|Not the actual cover.|
THE QUEEN OF SWORDS tells the story of a white witch who returns every hundred years to reunite with her soul mate, who's been earthbound by a dark wizard's curse. Will she find a way for them to be together this time around?
Here's a wee taste:
Graham had just come upon the misplaced diaries—in the cupboard under the stairs—when he caught a whiff of something burning. Concerned, he stepped back into the foyer. A quick look around revealed nothing unusual. He sniffed the air, again detecting smoke, though none of the toxic undertones of a house fire. Neither did it smell of a choked chimney. It was, in fact, pleasantly herbal—like the juniper-laced bonfires of Beltane he knew in his youth. Was Branwen burning incense...or Benedict trying out a new pipe tobacco?
Shrugging it off, he grabbed the box of diaries and headed for the stairs. As he climbed, so did the smoke. A picture of Caitriona came into his mind. Or was it Catharine...or the new one? He couldn’t be sure as she was naked and her hair hung loose. As she reached for him, he saw something odd: a blue fire the size of a pilot light in the center of each palm.
Like moth to flame, you yearn for light. Come from shadow into my sight.

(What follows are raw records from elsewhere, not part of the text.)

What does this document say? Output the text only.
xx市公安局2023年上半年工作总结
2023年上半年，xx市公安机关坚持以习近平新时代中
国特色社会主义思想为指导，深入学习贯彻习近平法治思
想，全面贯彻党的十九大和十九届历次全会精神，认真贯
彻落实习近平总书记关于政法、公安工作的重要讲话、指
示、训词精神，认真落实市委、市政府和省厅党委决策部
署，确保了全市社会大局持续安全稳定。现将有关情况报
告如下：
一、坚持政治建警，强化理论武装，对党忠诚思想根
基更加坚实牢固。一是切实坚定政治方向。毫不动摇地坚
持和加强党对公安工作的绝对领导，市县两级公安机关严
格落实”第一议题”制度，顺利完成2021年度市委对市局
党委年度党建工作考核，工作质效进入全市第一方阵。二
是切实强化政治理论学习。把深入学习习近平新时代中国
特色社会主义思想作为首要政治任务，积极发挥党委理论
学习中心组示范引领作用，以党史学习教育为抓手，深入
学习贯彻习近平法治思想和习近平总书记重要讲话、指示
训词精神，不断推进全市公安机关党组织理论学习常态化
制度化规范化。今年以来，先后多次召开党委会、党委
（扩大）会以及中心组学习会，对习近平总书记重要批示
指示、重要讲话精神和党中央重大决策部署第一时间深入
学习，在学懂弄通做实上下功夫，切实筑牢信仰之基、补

The words whispered. Caitriona disappeared. Desire blossomed. What was going on? At the top of the stairs, he was sweating and dizzy. Every nerve ending, every vein, burned like fire. He raced down the hall toward his bedchamber, dropping the box as he shot through the doorway. Bending to collect his spilled diaries, he startled at what he saw:
He had no hands. And no feet.
The smoke and ethers enveloped, pulling him apart cell by cell until he felt like the sands of time moving through an hourglass. The cosmos was silent except for a haunting echo—like the sound inside a seashell. He felt at once connected to everything and nothing. Adrift yet highly attuned; blind yet all seeing; numb yet hypersensitive; defenseless yet omnipotent. Others were there, too—phantasmal energies blowing past and passing through like sleet.

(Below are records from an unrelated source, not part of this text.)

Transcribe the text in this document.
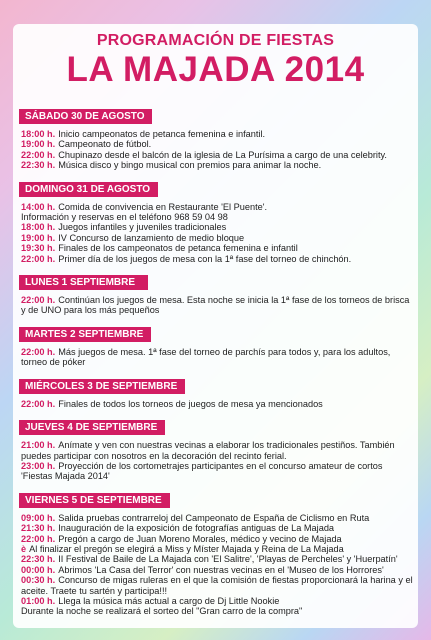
PROGRAMACIÓN DE FIESTAS
LA MAJADA 2014
SÁBADO 30 DE AGOSTO
18:00 h. Inicio campeonatos de petanca femenina e infantil.
19:00 h. Campeonato de fútbol.
22:00 h. Chupinazo desde el balcón de la iglesia de La Purísima a cargo de una celebrity.
22:30 h. Música disco y bingo musical con premios para animar la noche.
DOMINGO 31 DE AGOSTO
14:00 h. Comida de convivencia en Restaurante 'El Puente'.
Información y reservas en el teléfono 968 59 04 98
18:00 h. Juegos infantiles y juveniles tradicionales
19:00 h. IV Concurso de lanzamiento de medio bloque
19:30 h. Finales de los campeonatos de petanca femenina e infantil
22:00 h. Primer día de los juegos de mesa con la 1ª fase del torneo de chinchón.
LUNES 1 SEPTIEMBRE
22:00 h. Continúan los juegos de mesa. Esta noche se inicia la 1ª fase de los torneos de brisca y de UNO para los más pequeños
MARTES 2 SEPTIEMBRE
22:00 h. Más juegos de mesa. 1ª fase del torneo de parchís para todos y, para los adultos, torneo de póker
MIÉRCOLES 3 DE SEPTIEMBRE
22:00 h. Finales de todos los torneos de juegos de mesa ya mencionados
JUEVES 4 DE SEPTIEMBRE
21:00 h. Anímate y ven con nuestras vecinas a elaborar los tradicionales pestiños. También puedes participar con nosotros en la decoración del recinto ferial.
23:00 h. Proyección de los cortometrajes participantes en el concurso amateur de cortos 'Fiestas Majada 2014'
VIERNES 5 DE SEPTIEMBRE
09:00 h. Salida pruebas contrarreloj del Campeonato de España de Ciclismo en Ruta
21:30 h. Inauguración de la exposición de fotografías antiguas de La Majada
22:00 h. Pregón a cargo de Juan Moreno Morales, médico y vecino de Majada
è Al finalizar el pregón se elegirá a Miss y Míster Majada y Reina de La Majada
22:30 h. II Festival de Baile de La Majada con 'El Salitre', 'Playas de Percheles' y 'Huerpatín'
00:00 h. Abrimos 'La Casa del Terror' con nuestras vecinas en el 'Museo de los Horrores'
00:30 h. Concurso de migas ruleras en el que la comisión de fiestas proporcionará la harina y el aceite. Traete tu sartén y participa!!!
01:00 h. Llega la música más actual a cargo de Dj Little Nookie
Durante la noche se realizará el sorteo del "Gran carro de la compra"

The next thing he knew, he was on his back, winded and disoriented. The room was dark save for the flicker of a solitary candle. He could make out only two pale shapes. The larger one, he presumed, was a bed, the smaller one, by the window, his summoner. His nostrils flared, seeking her scent, but found only the spices of the smoke.
“I told ye to stay away from me,” he growled. “Why did ye not listen?”